Christopher Hitchens Supports Burka Ban (Bunglawussi shrieks!)

niqab

“It is depressing that our President, in addressing the Muslim world, takes the most reactionary religious practice as the symbol of rights and identity. The klansman’s hood, remember, is also the symbol of a white Protestant religious ‘identity’ movement.”

Daily News, 1 July 2009

Last week French President Nicolas Sarkozy announced his support for legislation to ban the burka, the dark, heavy and not-too-comfortable garment worn by many Muslim women. The question arises: Is this forcible French secularism run amok, or a prohibition that Americans, who often believe we have struck a better balance between church and state, might entertain?

I would say the latter.

A sign on the door of my bank in Washington politely but firmly asks me not to enter the precincts if I am wearing a hood, a cap with a visor pulled down or any other garment that prevents the staff and the other customers from seeing my face. As far as I am aware, no suit for discrimination has been filed against this branch of the bank at least: Most people know without having to have it explained to them that a person entering such premises with a mask of any kind has incurred a presumption – slight but no less definite for all that – of noninnocence.
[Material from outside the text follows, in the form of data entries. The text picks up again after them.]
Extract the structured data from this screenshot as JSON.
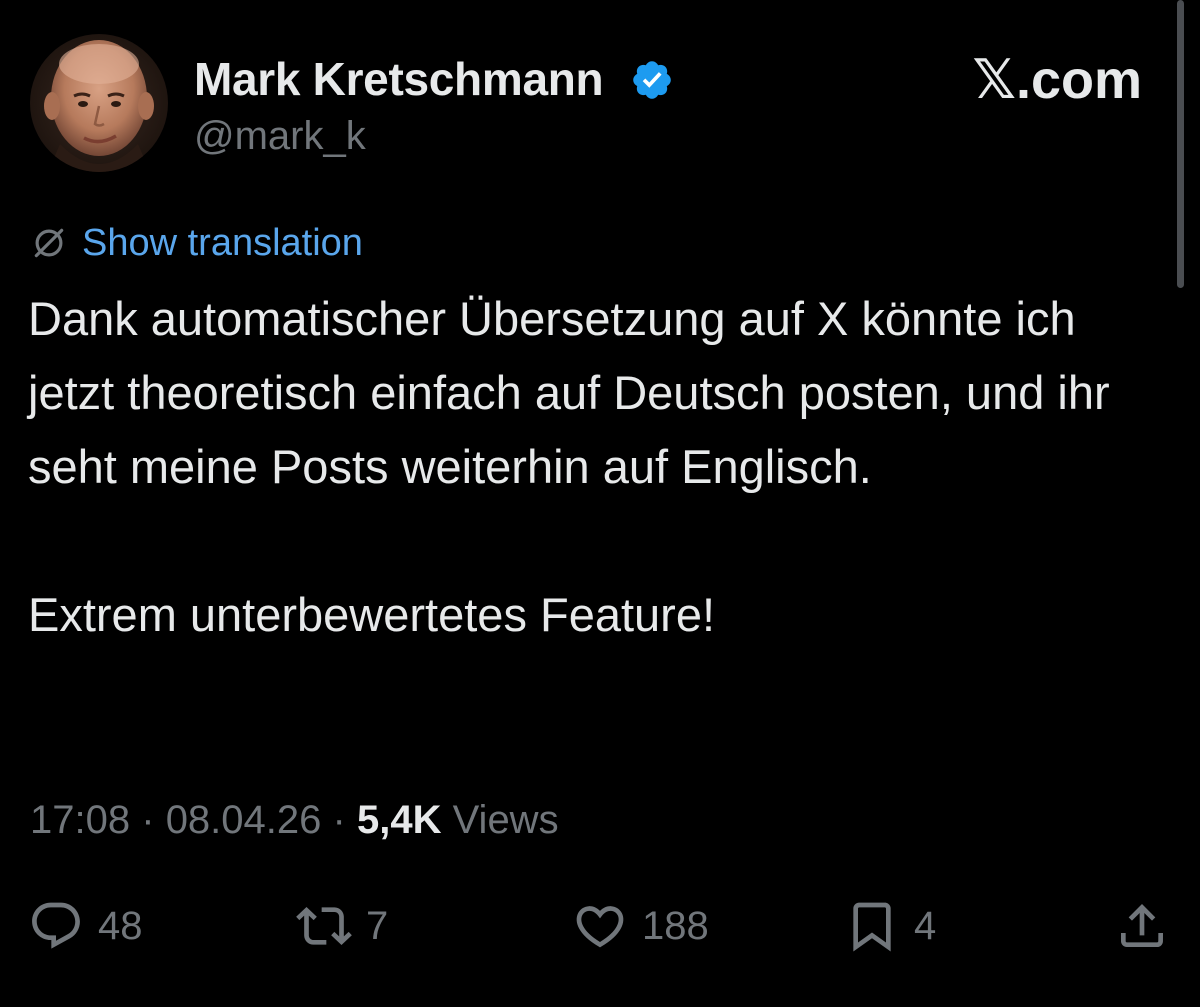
{
  "author": {
    "name": "Mark Kretschmann",
    "handle": "@mark_k",
    "verified": true,
    "avatar_icon": "avatar-photo"
  },
  "brand": "𝕏.com",
  "translation": {
    "icon": "translate-icon",
    "label": "Show translation"
  },
  "post": {
    "paragraph_1": "Dank automatischer Übersetzung auf X könnte ich jetzt theoretisch einfach auf Deutsch posten, und ihr seht meine Posts weiterhin auf Englisch.",
    "paragraph_2": "Extrem unterbewertetes Feature!"
  },
  "meta": {
    "time": "17:08",
    "separator": "·",
    "date": "08.04.26",
    "views_count": "5,4K",
    "views_label": "Views"
  },
  "actions": {
    "replies": {
      "icon": "reply-icon",
      "count": "48"
    },
    "reposts": {
      "icon": "repost-icon",
      "count": "7"
    },
    "likes": {
      "icon": "heart-icon",
      "count": "188"
    },
    "bookmarks": {
      "icon": "bookmark-icon",
      "count": "4"
    },
    "share": {
      "icon": "share-icon"
    }
  },
  "colors": {
    "background": "#000000",
    "primary_text": "#e7e9ea",
    "secondary_text": "#71767b",
    "link": "#5aa6ec",
    "verified_badge": "#1d9bf0"
  }
}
Of course you would have to be crazy to try to rob a bank while wearing a burka, even if you were a heavily armed man: The whole point of the garment is that it weighs you down, restricts your movements and abolishes your peripheral vision. It’s like being condemned to view the world through the slit of a mailbox.

But that observation – if you will excuse the expression – brings us to another and even more powerful objection to this mode of dress. It is quite plainly designed by men for the subjugation of women. One cannot be absolutely sure that no woman has ever donned it voluntarily, but one can certainly say that, in countries where women can choose not to wear it, then not wearing it is the choice they generally make.

This disposes right away of the phony argument that religious attire is worn as a matter of “right.” It is almost exactly the other way around: The imposition of burkas or even head scarfs on women – just like the compulsory growing of beards for men – is the symbol of a denial of rights and the inflicting of a tyrannical code that obliterates personal liberty.

Western masochism about other people’s “culture” often obscures this obvious fact. Think of the things that we all have to do now, like submitting to humiliating searches at airports, or showing our ID to people who have no “probable cause” for demanding it. Can we turn up at airport security wearing a bag over our heads? Can we produce a photograph that shows only our eyes through a slit? Of course not. Nor can anyone in a Muslim country (though of course in Saudi Arabia an unchaperoned women cannot turn up at the airport anyway).

And don’t force me to say this, even though I will: One reason we have to undergo such indignities is because of faith-based suicide attacks on our civil aviation, and so far the perpetrators of this nightmare have not been caught wearing crucifixes or Stars of David around their necks.

Thus the two questions – of rights and of security – actually merge into one and dictate that we must insist on seeing people’s faces. It’s an elementary aspect of civilized life: If you want to teach my children or be my doctor or even be the clerk on the other side of the counter at my bank, I demand, as my right, to be able to read your facial expression.

In France, the government already says that when you are in school you leave your religious identity behind. Many young Muslim women support this ban because it gives them legal protection against cruel and illegal pressure to wear items of dress that they have not chosen.

It is depressing that our President, in addressing the Muslim world, takes the most reactionary religious practice as the symbol of rights and identity. The klansman’s hood, remember, is also the symbol of a white Protestant religious “identity” movement. We may be too constitutionally squeamish to ban the klan regalia outright, but we are entitled to our prejudice against those who choose to assert themselves in this way, and I would shudder for the country if this prejudice ever showed any sign of weakening.

Hitchens is a correspondent for Vanity Fair. His book “God Is Not Great” is now out in paperback.

 

One thought on “Christopher Hitchens Supports Burka Ban (Bunglawussi shrieks!)”

  1. Maybe the burkha allows Muslim men to cross dress without fear of being seen as some sort of transvestite/ homosexual. Nice burkha Abdul your eyes look so wanton. Oh thank-you Mohammed you certainly look sexy in the sack.